I've loved these pictures ever since seeing them on John Scalzi's website (whatever).

I'm posting this one mainly to link from elsewhere (hehehe):









Friday, January 13, 2006

Blogrolling, linking, trackbacking

And a number of other things I have no idea how to implement.

On a help page here on Blogger I find the idea of "Hey, add your stuff to blogrolling and add links with that!!!11!". Great. I make a Blogroll account, add a couple of blog links (it's not like I read only a couple) and then go into the "add the blogroll to you blog" information. Okay. Copy some Javascript.

Copy it where? Oh right.. into the Template. So... err.. where? In the link section? Okay, in it goes.. and ... it doesn't seem to do anything.

Hmm.. I go into the help: "See the documentation with your blogging service". Okay, off to Blogger's help.. which doesn't help much at all.

I'll figure it out eventually, I guess. Luckily, there IS a Netvibes backup method that saves your links to an XML file. If I could work out how to import this thing, it would help.

EDIT: Well.. as is now obvious by the huge list to the side, I've worked it out (or.. its working now and wasn't before). Woot.

Thursday, January 12, 2006

Bouncing around the web

The Reg is the Wikipedia vandal you can't revert.

I don't bother with The Reg anymore. I only went there for the BOFH, but all the latest by Simon have been crap. Actually, since number 14 or whatever they've been pretty tame.

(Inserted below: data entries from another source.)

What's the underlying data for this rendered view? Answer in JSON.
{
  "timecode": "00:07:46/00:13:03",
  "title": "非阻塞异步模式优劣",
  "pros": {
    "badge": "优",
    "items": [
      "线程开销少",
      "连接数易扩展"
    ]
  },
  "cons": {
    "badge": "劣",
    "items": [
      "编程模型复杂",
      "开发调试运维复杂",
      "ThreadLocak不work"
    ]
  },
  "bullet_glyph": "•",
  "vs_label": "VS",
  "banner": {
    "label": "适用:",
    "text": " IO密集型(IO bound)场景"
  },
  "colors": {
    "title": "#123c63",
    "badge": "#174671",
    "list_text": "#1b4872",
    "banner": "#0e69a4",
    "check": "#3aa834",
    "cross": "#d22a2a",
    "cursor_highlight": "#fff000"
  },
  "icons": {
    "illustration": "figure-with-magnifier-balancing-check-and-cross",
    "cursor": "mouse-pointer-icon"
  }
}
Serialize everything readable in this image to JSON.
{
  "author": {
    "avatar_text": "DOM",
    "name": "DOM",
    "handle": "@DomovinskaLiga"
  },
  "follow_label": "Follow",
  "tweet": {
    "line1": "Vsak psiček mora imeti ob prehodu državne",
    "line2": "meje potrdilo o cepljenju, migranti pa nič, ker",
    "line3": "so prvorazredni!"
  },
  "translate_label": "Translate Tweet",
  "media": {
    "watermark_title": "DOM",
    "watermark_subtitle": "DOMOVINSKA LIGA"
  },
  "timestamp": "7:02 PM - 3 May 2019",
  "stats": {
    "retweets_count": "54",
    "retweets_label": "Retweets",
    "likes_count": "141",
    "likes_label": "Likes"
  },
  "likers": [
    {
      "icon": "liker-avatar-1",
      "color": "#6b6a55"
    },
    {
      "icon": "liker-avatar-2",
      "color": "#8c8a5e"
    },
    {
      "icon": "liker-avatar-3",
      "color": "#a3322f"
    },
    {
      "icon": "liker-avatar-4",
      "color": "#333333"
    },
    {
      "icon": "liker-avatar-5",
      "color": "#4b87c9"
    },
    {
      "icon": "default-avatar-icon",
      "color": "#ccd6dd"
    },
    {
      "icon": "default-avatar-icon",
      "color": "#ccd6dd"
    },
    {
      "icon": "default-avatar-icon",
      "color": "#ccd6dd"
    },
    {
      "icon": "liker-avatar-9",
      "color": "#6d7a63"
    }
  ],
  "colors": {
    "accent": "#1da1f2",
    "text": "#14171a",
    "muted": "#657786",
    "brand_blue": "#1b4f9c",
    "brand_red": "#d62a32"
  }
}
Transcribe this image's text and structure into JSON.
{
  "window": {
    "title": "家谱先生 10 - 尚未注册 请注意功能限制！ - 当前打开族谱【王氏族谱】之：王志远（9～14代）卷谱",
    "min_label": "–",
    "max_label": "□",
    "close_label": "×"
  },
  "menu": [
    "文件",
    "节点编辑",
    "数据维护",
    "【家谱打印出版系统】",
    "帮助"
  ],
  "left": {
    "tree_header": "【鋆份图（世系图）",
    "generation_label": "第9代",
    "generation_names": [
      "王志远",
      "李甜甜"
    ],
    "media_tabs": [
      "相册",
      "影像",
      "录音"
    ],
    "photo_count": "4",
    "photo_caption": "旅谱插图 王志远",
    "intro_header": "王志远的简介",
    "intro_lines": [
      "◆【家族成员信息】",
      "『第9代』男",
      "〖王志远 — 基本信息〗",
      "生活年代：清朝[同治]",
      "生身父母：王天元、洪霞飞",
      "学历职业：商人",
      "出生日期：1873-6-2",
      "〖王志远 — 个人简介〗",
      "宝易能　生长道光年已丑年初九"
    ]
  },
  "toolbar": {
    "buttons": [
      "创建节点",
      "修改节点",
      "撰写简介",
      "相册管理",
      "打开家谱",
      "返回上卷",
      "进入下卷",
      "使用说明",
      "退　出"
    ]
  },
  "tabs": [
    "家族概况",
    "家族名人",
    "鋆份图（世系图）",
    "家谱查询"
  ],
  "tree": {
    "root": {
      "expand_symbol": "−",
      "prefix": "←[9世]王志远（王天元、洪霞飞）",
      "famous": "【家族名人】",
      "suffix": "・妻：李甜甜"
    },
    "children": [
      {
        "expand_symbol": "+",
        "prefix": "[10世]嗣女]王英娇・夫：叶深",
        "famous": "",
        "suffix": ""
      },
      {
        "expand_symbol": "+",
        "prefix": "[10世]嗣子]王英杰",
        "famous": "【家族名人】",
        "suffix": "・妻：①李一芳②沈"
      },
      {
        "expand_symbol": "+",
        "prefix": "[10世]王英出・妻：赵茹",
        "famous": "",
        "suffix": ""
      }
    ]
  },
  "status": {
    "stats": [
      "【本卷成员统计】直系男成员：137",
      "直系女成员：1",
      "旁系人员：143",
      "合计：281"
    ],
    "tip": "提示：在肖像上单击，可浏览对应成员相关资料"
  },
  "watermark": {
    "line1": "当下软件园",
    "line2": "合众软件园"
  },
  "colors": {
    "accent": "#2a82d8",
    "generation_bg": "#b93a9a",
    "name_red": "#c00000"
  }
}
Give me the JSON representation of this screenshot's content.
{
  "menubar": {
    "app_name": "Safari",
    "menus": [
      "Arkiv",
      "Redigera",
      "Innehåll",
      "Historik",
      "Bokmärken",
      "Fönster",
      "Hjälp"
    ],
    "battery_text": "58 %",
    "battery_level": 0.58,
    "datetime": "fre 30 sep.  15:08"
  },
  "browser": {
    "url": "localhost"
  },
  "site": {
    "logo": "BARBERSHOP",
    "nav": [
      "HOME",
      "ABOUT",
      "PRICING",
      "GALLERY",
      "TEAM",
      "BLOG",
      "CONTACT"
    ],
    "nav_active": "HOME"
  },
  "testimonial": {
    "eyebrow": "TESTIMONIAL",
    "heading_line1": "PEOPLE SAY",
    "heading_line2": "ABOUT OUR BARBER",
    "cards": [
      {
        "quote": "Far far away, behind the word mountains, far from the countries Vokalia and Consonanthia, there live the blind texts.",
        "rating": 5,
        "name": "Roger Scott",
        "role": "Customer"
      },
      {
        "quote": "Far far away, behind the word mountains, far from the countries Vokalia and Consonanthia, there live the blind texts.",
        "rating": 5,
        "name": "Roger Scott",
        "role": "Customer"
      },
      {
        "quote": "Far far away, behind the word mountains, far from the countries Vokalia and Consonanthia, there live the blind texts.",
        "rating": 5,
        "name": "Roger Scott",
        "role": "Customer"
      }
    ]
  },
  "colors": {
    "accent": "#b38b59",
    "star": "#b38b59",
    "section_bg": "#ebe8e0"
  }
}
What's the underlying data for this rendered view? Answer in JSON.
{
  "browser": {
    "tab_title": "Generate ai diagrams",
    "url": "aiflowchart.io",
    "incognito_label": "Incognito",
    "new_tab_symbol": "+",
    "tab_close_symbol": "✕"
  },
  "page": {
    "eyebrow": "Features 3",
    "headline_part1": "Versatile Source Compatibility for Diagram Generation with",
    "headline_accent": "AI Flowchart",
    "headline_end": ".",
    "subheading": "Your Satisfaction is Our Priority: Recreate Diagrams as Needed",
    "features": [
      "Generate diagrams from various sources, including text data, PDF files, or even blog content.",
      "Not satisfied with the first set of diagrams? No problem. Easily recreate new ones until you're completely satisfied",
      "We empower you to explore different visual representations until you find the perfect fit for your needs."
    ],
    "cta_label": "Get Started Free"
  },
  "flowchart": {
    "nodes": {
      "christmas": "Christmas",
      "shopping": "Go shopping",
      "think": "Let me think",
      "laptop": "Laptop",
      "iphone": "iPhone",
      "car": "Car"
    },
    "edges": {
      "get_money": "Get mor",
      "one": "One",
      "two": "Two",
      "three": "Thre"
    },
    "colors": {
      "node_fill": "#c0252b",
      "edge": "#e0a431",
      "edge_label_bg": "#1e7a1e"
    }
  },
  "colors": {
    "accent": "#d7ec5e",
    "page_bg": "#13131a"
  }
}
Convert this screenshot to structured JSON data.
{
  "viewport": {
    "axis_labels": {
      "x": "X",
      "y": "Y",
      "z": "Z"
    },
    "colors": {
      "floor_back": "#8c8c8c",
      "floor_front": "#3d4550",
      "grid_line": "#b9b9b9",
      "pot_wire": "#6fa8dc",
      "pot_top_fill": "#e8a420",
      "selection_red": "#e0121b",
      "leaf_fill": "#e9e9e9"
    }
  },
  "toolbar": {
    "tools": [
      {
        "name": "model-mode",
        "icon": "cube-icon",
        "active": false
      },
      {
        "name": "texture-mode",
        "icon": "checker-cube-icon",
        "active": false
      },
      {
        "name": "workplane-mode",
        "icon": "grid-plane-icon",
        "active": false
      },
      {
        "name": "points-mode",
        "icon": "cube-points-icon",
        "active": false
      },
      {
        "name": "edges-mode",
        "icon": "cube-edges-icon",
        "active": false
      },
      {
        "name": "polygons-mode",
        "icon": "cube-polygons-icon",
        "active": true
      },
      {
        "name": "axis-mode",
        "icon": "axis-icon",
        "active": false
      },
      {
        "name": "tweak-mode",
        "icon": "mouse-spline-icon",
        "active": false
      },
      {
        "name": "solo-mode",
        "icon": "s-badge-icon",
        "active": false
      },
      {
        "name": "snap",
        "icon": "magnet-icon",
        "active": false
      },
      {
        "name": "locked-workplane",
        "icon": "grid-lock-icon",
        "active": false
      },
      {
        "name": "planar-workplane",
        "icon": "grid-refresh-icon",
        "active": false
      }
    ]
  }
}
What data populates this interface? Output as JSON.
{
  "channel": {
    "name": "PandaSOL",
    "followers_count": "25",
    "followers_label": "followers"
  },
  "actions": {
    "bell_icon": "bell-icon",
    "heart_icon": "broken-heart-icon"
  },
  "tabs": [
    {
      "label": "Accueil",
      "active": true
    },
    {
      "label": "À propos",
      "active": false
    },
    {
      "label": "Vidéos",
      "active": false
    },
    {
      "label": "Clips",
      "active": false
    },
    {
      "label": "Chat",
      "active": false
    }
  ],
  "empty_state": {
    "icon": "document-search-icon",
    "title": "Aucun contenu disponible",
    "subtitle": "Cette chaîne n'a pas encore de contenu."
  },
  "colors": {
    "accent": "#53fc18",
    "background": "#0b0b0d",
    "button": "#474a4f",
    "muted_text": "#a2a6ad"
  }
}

I'm using www.netvibes.com to aggregate RSS feeds... which is fantastic except for the slight problem I have now -- I have 39 feeds I'm subscribed to. If they're all open, it fills a couple of screens with links, and often, they are to the same place.

One of them is digg.com, which apparently is a useful place. I wouldn't know. In netvibes, when you click on MOST of the feeds, a floating window frame thing opens with the rss published text inside it. You may only get a bit of the article (on Blogger you have to choose to publish the whole article in your feed, so I understand the WHY of this), but you generally get some idea what the link is about. Digg however opens a new window. And this window generally contains nothing except for another link, usually to someone ELSE. Fantastic. To make it more fun, say I read the article in the link on BoingBoing. I have that linked in netvibes. Then I see a link on Ed Bott's blog (another netvibe link). Two links. One back to BoingBoing, the other to somewhere else. So I go to the other link (Thomas Hawk) who links... to BoingBoing. Sigh. AND to himself (this article). Gah.